Just a few years after the first World Series in 1903, a writer remarked that "when thirty thousand people in a single city shut up shop and forsake their work and everything else to watch the final struggle between the leaders at the season's end, it is small wonder." Rather, it would be remarkable if people acted any other way. Autumn had quickly become World Series time, and the postseason championship games had come to stand for "the very quintessence and consummation of the Most Perfect Thing in America" -- baseball.
Game One Thursday, October 1
The crowd in Boston gathered early. The city's streets were choked with "good natured fans, laughing, chatting, happy in the opportunity to see the clash of champions." Although the game was not scheduled to begin until 3 p.m., by noon thousands had filled the Huntington Avenue Base Ball Grounds. The reserve grandstand seats had already sold out, and fans clamored for general admission tickets. But there would be no 25-cent tickets available for this game. Grandstand seats cost $1.00 and the bleachers 50 cents. A souvenir scorecard set fans back another dime. Some folks groused at being priced out of the ballpark, but many more were content to pay extra to witness history in the making.
"The day was made a holiday," reported one out-of-town newspaper. "The usually placid Hub was stirred to its conservative foundations by the enthusiasm of its own big army of fans and the influx of thousands of visiting rooters, who were even more exuberant than the home people. Every train coming into the big Union Station was loaded with excited individuals who appeared to look upon the occasion as the one big event of their lives."

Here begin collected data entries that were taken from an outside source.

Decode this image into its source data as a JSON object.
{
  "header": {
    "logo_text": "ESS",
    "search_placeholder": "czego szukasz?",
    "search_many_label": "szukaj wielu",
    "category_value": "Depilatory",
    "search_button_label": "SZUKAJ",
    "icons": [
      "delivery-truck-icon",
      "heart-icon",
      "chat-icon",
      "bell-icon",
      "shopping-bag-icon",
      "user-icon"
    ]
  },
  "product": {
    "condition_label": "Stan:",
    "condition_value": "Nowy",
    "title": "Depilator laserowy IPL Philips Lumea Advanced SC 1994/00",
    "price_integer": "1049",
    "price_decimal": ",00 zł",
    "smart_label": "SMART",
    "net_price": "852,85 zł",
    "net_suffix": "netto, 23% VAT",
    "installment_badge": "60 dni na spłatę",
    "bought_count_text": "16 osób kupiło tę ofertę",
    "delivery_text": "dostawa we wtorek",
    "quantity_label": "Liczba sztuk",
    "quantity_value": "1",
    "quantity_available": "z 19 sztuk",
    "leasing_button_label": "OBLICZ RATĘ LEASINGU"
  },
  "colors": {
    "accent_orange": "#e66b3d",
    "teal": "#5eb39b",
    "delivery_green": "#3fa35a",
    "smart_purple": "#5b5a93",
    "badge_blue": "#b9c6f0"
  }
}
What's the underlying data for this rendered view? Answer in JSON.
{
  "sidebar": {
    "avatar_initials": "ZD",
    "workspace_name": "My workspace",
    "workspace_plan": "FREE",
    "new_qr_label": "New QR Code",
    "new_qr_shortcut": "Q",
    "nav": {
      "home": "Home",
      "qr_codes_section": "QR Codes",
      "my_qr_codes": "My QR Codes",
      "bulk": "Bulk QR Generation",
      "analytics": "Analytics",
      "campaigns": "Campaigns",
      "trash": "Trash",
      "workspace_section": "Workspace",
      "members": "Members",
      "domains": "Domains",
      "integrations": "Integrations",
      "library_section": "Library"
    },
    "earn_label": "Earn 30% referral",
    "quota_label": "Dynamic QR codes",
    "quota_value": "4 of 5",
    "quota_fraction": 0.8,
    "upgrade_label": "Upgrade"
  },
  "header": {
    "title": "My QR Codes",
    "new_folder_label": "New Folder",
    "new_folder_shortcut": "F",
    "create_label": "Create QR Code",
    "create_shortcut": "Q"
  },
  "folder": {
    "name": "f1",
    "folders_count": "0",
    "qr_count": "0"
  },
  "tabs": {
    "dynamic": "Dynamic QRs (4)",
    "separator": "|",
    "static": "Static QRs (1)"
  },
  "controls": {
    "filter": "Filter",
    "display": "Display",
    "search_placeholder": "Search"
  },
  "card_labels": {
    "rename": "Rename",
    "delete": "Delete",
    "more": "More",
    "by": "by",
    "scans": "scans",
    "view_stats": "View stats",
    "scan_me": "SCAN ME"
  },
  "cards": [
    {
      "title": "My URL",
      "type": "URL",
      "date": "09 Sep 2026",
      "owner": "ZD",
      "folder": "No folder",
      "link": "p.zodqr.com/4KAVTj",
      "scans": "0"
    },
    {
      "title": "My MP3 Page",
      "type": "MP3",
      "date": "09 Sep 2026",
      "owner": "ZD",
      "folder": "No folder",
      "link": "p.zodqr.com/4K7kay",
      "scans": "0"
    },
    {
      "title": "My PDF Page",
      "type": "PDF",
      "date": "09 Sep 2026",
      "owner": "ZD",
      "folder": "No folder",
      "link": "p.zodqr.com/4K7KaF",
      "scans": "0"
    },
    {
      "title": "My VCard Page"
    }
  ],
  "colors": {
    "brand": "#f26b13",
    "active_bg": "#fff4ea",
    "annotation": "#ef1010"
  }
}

Fans jammed the streetcars that took them to the baseball grounds. The men wore jackets, ties, and hats (bowlers or tam o'shanters). The women ("baseball enthusiasm knows no sex") dressed in smart tops and long skirts. The day was warm and clear, a lovely Indian summer afternoon "that appealed to everyone to get out of doors for the mere pleasure of living," and people left their topcoats at home. What looked like an indistinguishable mass of "human freight" pressed toward the ticket booths. A few dozen policemen did their best to keep the throng moving along. Well before game time, the bleachers on both the first- and third- base sides of the field were packed. So too the pavilion area toward left field. The only patches of empty seats were in the reserve grandstand sections, where patrons felt no need to rush. With all the seats sold, officials ran a rope across the deepest part of the outfield and allowed the crowd to flow onto the grass behind it. And on the terrace surrounding the grounds, fans were packed a dozen deep. They climbed as well onto the outfield fences and roosted wherever they could find a spot to squeeze in. To those sitting in the stands, it looked as if these fans would fall, but they "stuck like leeches to their vantage posts and were happy in the ability to see the diamond." Side by side across the grounds stood "professional men and grocery clerks, ministers and college professors . . . all bound together by one great, all-absorbing love for the national game."